Swedish pianist and professor (born 1950)

Bo Staffan Scheja (born 25 April 1950) is a Swedish pianist and professor. Scheja started studying piano at the age of nine and made his concert debut at the age of 14 with the Sveriges Radios symfoniorkester. He also performed with the Royal Stockholm Philharmonic Orchestra. He studied at the Royal College of Music in Stockholm 1964–1969 and 1969–1972 at the Juilliard School in New York with pianists Rosina Lhévinne, Ilona Kabos and Ania Dorfmann.

In 1975, he was the awardee at the international Ferruccio Busoni International Piano Competition in Bolzano. For a number of years he lived in the US and performed in concerts at Carnegie Hall and at several head of state visits by Swedish dignitaries to the US.

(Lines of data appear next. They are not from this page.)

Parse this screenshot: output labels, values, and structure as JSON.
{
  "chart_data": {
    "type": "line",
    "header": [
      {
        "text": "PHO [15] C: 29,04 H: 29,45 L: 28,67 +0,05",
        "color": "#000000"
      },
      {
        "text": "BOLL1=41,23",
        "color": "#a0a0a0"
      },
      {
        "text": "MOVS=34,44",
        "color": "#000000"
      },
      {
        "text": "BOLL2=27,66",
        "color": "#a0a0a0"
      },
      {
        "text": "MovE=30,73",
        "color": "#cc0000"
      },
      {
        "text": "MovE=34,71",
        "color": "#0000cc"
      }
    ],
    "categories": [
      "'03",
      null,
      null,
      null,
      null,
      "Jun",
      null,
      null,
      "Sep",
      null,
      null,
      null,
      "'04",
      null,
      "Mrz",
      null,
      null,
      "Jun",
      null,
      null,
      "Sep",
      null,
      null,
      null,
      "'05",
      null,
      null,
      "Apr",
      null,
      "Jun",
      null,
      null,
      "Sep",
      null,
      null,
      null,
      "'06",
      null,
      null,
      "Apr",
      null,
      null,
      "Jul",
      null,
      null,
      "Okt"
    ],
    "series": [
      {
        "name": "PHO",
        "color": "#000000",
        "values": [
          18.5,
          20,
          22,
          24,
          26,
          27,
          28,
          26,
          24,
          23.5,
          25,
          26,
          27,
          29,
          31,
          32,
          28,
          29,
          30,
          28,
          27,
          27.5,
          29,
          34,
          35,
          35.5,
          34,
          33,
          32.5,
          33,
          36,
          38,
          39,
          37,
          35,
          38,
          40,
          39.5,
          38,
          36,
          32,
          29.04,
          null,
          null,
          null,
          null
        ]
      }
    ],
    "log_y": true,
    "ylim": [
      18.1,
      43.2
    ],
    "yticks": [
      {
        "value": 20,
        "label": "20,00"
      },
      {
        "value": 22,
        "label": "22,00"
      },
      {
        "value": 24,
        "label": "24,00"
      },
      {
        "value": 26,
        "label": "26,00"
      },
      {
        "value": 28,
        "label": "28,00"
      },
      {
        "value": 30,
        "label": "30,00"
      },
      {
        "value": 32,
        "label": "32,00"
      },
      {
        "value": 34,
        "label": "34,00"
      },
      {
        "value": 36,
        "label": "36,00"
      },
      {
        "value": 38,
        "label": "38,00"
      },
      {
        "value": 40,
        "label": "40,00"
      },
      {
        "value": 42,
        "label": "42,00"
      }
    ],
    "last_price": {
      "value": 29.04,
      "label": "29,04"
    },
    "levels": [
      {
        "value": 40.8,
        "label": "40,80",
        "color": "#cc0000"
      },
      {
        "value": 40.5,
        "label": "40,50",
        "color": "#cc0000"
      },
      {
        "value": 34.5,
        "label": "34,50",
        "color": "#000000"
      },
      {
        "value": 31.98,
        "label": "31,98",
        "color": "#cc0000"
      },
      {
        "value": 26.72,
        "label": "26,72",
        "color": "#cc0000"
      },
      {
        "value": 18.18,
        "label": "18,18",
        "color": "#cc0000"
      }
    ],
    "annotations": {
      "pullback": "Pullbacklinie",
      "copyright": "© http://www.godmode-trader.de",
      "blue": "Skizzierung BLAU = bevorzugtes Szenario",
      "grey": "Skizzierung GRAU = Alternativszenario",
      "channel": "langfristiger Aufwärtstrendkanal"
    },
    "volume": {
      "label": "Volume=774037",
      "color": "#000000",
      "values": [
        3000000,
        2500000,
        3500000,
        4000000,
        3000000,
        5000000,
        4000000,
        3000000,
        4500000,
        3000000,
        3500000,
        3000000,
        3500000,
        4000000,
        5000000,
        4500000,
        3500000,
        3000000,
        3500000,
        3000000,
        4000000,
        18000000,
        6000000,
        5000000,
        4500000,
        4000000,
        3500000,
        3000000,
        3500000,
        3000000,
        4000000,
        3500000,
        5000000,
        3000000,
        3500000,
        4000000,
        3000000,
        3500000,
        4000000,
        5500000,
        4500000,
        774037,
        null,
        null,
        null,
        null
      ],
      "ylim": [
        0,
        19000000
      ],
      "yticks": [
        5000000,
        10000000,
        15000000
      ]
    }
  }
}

He is a professor of piano and also prorector at the Royal College of Music since 1997 and has held a chair at the Royal Swedish Academy of Music since 2001. He founded and was artistic director for the Gotland Chamber Music Festival, held annually at Gotland since the 1980s. He is also the director of the Gotland Baltic Music Academy. In 2010 Scheja performed at the Pianomusik på Konstakademien, a special session at the Konstakademien in Stockholm.

In 1995, he was awarded the Litteris et Artibus, and he has received several Swedish Grammis awards. In 2008, he was a participant in the Sveriges Television 2009 series Stjärnorna på slottet along with four other Swedish celebrities. In the series he had a well-publicized feud with comedian Jonas Gardell when Scheja tried to teach Gardell how to play the violin.

In August 2010, he was presenter of an episode of the Sveriges Radio series Sommar i P1.

Scheja is on the jury for the award, Jan Wallander Prize 2026.

==Family==
Staffan Scheja is the father of Swedish DJ Rebecca Scheja, and ex-husband of Swedish actress Marianne Scheja.